I tell you what Georgie boy can take credit for, the many tax increases he chalked up. Increases in council tax to pay for huge deficit in care costs left by his cuts. Increases in the bit of council tax that pays for Police. Even though nothing changed remember. When he says levy or precept it's like when people say I'm curvy when they mean fat. It's a tax. 

He can take credit for making student nurses pay to work for free in the NHS. That's got his little privileged fingers all over it. My babies were both delivered by student midwives. The first time my sons life was saved, and on the second occasion my life was saved. The women who saved us were on placement hours as part of their training, working towards their qualifications. Now those same women, will be paying for the pleasure of working for free and saving lives. Paying to work for free!
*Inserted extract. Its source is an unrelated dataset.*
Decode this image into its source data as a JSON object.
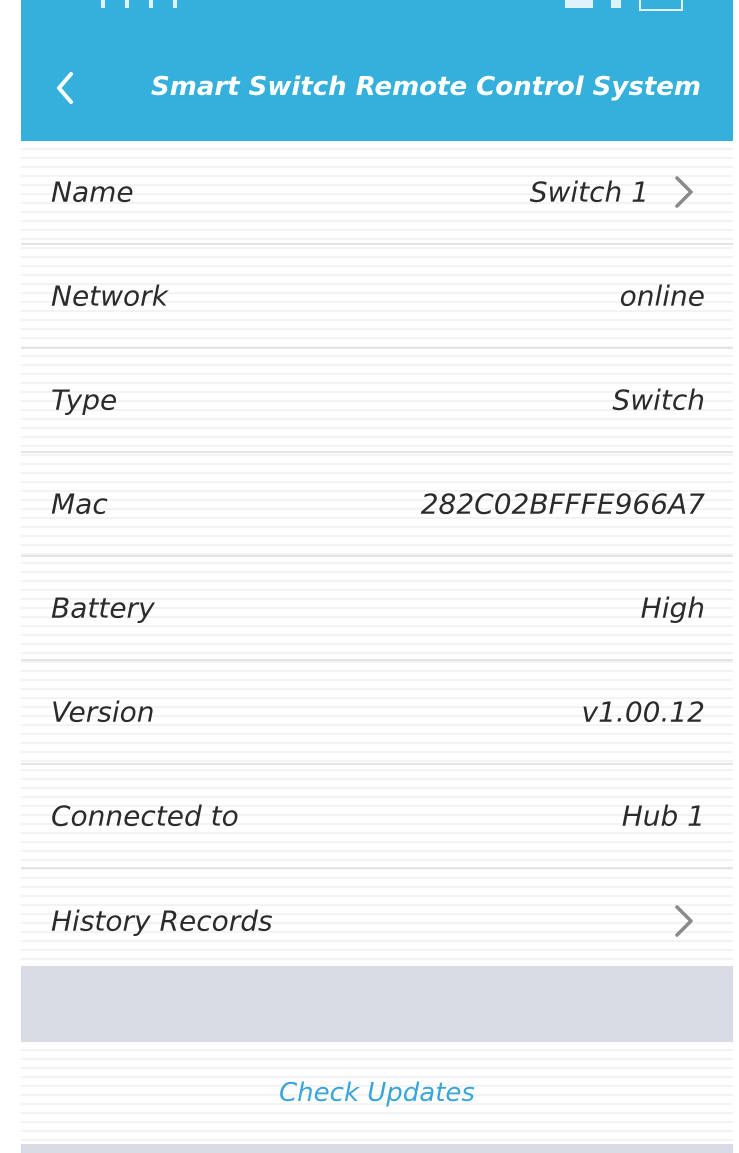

On reflection throwing a tampon at him is too good, this change makes me want to lob my son's placenta in his face.

Elsewhere in Parliament on Autumn Statement day Jeremy Hunt, capitulated and agreed to negotiate with Student Doctors. Thanks to the brilliant pressure built by junior doctors and in no small part Heidi Alexander. Another disaster averted, thanks to Labour.

I could go on and on with thanks to charities, think tanks, individual constituents and other opposition MPs who should have got the autumn cheers. We did it, we were a great and powerful opposition, we balanced the pain with reality. We made Lord sorry the first Lord of the Treasury and his stormtroopers move from the dark side. We should have got the cheers, but all we got was a black eye, when a little red book smacked us right in the face.